Threw My Eyes Only
I am my depression. It chooses my days, my feelings, and my love of family and life. When it is inside me it chooses everything.
It wants me to leave this place, it guarantee's me no more pain, no more hurting of the ones I love.
It seems to be the only one who can guarantee freedom. Counseling and meds help but it is still there lurking, coming out when it wants, depriving my family and I a life.
Days are too long nights are too short. I am sitting in this dark hole that has me embraced so tight I can't breath.
Searching for answer but too hopeless and faithless that they are there. So much sadness for a disease that I know will eventually take my life.
I am too tired. I can't watch my children and my loved ones watching me die every day.
Please hear my call as well as every other person who suffers. We never can quite understand the whys or how to stay strong enough to beat it.

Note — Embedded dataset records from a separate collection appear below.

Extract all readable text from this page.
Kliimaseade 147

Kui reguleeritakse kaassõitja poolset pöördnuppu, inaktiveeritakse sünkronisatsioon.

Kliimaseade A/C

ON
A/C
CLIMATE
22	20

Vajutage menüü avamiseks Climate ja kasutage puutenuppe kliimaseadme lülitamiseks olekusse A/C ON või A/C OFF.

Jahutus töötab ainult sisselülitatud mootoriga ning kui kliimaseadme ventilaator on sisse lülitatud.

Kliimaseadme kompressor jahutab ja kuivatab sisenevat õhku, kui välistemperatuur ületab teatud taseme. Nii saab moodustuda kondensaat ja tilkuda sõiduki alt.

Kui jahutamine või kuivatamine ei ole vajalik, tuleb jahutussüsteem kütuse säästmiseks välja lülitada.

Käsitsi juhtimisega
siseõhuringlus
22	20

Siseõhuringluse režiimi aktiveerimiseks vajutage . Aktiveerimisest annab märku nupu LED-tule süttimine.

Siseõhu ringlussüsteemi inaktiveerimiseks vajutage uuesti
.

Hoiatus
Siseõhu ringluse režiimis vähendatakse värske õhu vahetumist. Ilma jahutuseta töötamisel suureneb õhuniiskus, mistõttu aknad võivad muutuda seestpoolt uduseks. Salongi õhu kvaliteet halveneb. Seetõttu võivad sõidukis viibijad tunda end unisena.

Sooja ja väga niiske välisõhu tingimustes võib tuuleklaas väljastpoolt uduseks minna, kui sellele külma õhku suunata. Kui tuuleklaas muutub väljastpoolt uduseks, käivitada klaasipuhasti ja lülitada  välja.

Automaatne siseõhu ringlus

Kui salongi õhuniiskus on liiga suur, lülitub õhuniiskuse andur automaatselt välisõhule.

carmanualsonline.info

In some of my darkest moments I run a hot bath. I light a candle. I sit there huddled in the hot water by the hot little light. I try not to think. I just breathe. I have sat there for hours. The only thing I do is add more hot water when I need it. The quiet and the flame help numb my pain. The hot water reminds me that my body can still feel alive.
I do not know how to stay strong. I struggle with it. I can not think of the future. I just think in the moment. I just try to get my brain to stop thinking for a while, to make the voices and the feelings stop. Nothing takes the place of having someone just squeeze you for hours but hot water helps me get by.